Mexico migrant death: A migrant from Ecuador died and 10 others from Colombia and Guatemala were injured in a crash that occurred while they were being taken for processing in a van operated by Mexico’s immigration agency, authorities said Saturday.
Mexico’s National Migration Institute said the van was involved in a collision with a bus in the city of Mexicali, across the border from Calexico, California.
The institute said the injured migrants had been taken to hospitals for treatment.
The drivers of the van and the bus involved in Friday’s crash were also injured.
Ukrainian annexation: Russian President Vladimir Putin on Saturday insisted that the residents of four Ukrainian regions that Moscow illegally annexed a year ago “made their choice — to be with their Fatherland.”
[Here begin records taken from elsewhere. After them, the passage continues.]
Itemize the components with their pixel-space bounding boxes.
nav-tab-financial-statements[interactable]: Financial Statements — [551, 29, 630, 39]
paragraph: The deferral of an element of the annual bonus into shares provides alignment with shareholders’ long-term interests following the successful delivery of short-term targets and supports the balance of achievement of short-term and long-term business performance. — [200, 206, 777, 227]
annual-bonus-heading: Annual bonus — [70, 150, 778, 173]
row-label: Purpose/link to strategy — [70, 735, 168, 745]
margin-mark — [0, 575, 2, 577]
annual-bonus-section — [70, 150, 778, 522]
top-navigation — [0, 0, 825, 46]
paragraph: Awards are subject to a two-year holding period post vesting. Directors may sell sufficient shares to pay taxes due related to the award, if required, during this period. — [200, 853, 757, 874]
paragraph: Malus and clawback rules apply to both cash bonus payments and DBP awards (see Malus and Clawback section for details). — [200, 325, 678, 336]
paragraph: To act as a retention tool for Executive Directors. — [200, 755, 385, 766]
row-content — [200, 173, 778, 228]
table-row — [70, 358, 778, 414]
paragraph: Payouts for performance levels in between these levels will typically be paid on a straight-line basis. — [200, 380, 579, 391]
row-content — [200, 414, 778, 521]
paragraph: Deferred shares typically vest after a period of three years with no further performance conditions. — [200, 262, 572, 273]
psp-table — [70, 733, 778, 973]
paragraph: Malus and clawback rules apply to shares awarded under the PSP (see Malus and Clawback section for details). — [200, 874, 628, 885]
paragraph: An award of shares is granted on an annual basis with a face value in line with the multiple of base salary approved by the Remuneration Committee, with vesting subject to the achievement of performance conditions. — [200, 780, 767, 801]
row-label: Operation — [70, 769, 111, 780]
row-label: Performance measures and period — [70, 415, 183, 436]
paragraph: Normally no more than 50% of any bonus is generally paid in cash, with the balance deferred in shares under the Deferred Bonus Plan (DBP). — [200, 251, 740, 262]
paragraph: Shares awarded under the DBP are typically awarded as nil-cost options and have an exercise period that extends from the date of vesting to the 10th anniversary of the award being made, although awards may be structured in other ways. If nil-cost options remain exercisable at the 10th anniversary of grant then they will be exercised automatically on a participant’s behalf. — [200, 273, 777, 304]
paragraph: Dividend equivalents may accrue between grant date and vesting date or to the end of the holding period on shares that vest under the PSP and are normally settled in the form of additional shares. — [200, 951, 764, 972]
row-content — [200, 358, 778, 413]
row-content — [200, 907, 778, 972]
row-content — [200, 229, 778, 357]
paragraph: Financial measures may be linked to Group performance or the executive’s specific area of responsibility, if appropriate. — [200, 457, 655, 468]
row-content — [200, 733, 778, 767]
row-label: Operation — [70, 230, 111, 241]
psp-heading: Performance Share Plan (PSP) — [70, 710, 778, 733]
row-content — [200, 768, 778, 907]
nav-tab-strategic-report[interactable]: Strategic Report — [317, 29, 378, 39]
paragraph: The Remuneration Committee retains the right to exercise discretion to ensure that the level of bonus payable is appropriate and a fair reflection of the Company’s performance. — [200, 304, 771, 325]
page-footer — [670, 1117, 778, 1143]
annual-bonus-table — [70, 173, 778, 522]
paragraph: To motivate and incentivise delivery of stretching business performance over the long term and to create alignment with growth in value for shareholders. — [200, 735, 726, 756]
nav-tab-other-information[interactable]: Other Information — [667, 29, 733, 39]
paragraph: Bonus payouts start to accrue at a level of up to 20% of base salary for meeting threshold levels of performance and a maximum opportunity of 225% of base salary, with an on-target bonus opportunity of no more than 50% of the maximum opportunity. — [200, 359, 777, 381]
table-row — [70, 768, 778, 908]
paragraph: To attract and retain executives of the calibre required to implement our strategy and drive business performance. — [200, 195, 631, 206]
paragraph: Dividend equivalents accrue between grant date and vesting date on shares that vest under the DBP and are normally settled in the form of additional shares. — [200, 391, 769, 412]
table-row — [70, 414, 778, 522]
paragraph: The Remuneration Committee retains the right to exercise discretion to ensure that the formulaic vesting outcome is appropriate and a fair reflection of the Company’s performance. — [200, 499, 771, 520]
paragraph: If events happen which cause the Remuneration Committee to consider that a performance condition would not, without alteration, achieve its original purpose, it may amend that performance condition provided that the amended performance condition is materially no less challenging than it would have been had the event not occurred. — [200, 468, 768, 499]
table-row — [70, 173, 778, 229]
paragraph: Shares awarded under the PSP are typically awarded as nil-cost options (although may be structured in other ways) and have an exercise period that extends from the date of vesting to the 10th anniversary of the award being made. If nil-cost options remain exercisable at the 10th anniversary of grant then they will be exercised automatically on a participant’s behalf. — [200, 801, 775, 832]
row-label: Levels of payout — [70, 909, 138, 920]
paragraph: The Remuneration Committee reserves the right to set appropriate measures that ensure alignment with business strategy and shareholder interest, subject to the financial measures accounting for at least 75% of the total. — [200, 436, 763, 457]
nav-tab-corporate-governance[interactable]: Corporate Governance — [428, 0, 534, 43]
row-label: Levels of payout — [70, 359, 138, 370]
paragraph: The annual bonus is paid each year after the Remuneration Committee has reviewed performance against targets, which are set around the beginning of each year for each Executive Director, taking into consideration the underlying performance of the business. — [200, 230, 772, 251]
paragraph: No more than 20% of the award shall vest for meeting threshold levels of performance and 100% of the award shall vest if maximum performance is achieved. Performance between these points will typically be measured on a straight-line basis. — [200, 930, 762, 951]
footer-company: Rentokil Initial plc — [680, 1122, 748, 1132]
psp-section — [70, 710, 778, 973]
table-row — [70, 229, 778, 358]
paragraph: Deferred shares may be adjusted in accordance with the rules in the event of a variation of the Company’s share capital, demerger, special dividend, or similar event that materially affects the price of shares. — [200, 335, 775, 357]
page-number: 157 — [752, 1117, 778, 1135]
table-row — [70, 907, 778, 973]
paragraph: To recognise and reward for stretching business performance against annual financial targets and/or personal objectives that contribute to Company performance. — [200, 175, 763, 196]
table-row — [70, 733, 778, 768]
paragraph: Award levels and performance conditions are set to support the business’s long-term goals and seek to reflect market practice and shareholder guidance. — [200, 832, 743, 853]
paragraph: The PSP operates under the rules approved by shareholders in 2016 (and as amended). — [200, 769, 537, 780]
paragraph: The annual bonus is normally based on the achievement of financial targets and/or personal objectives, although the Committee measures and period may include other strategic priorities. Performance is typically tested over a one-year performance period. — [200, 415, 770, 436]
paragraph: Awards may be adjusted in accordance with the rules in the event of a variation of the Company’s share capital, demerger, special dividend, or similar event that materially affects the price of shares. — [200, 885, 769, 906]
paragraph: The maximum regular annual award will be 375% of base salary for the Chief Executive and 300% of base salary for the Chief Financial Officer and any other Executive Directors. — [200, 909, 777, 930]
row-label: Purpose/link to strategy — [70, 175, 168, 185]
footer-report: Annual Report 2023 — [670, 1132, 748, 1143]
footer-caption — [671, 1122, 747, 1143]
In an address released in the early hours to mark the first anniversary of the annexation, Putin insisted that it was carried out “in full accordance with international norms.” He also claimed that residents of the Donetsk, Luhansk, Zaporizhzhia and Kherson regions had again expressed their desire to be part of Russia in local elections in September. Russia’s Central Election Commission said the country’s ruling party won the most votes.
The West has denounced both the referendum votes carried out last year and the recent ballots as a sham. The votes were held as Russian authorities attempted to tighten their grip on territories Moscow illegally annexed a year ago and still does not fully control.
A concert was held in Red Square on Friday to mark the anniversary, but Putin did not participate.
Nagorno-Karabakh exodus:
An ethnic Armenian exodus has nearly emptied Nagorno-Karabakh of residents since Azerbaijan attacked and ordered the breakaway region’s militants to disarm, the Armenian government said Saturday.
Nazeli Baghdasaryan, the press secretary to Armenian Prime Minister Nikol Pashinyan, said that 100,480 people had arrived in Armenia from Nagorno-Karabakh, which had a population of around 120,000 before Azerbaijan reclaimed the region in a lightning offensive last month.
The departure of more than 80% of Nagorno-Karabakh’s population raises questions about Azerbaijan’s plans for the enclave, which was internationally recognized as part of its territory. While Azerbaijan has pledged to respect the rights of ethnic Armenians in Nagorno-Karabakh, most are fleeing because they don’t trust Azerbaijani authorities to treat them humanely or to guarantee them their language, religion and culture.
Pakistan bombing: The death toll from a bombing in southwestern Pakistan as people celebrated the Prophet Muhammad’s birthday rose to 54 after two critically wounded patients died in hospitals overnight, officials said Saturday.
A suspected suicide bomber or bombers blew themselves up Friday among a crowd in the Mastung district. It was one of the deadliest attacks targeting civilians in Pakistan in months. Nearly 70 people were wounded, including five still in very critical condition, authorities said.
No one has claimed responsibility for the attack in Mastung, a district of Baluchistan province. But suspicion is likely to fall on the Islamic State group’s regional affiliate, which has claimed previous deadly bombings around Pakistan.
In Mastung, people kept their businesses closed to mourn the victims. In other parts of Pakistan, there were demonstrations protesting the attack and another on a mosque Friday in the northwestern Khyber Pakhtunkhwa province.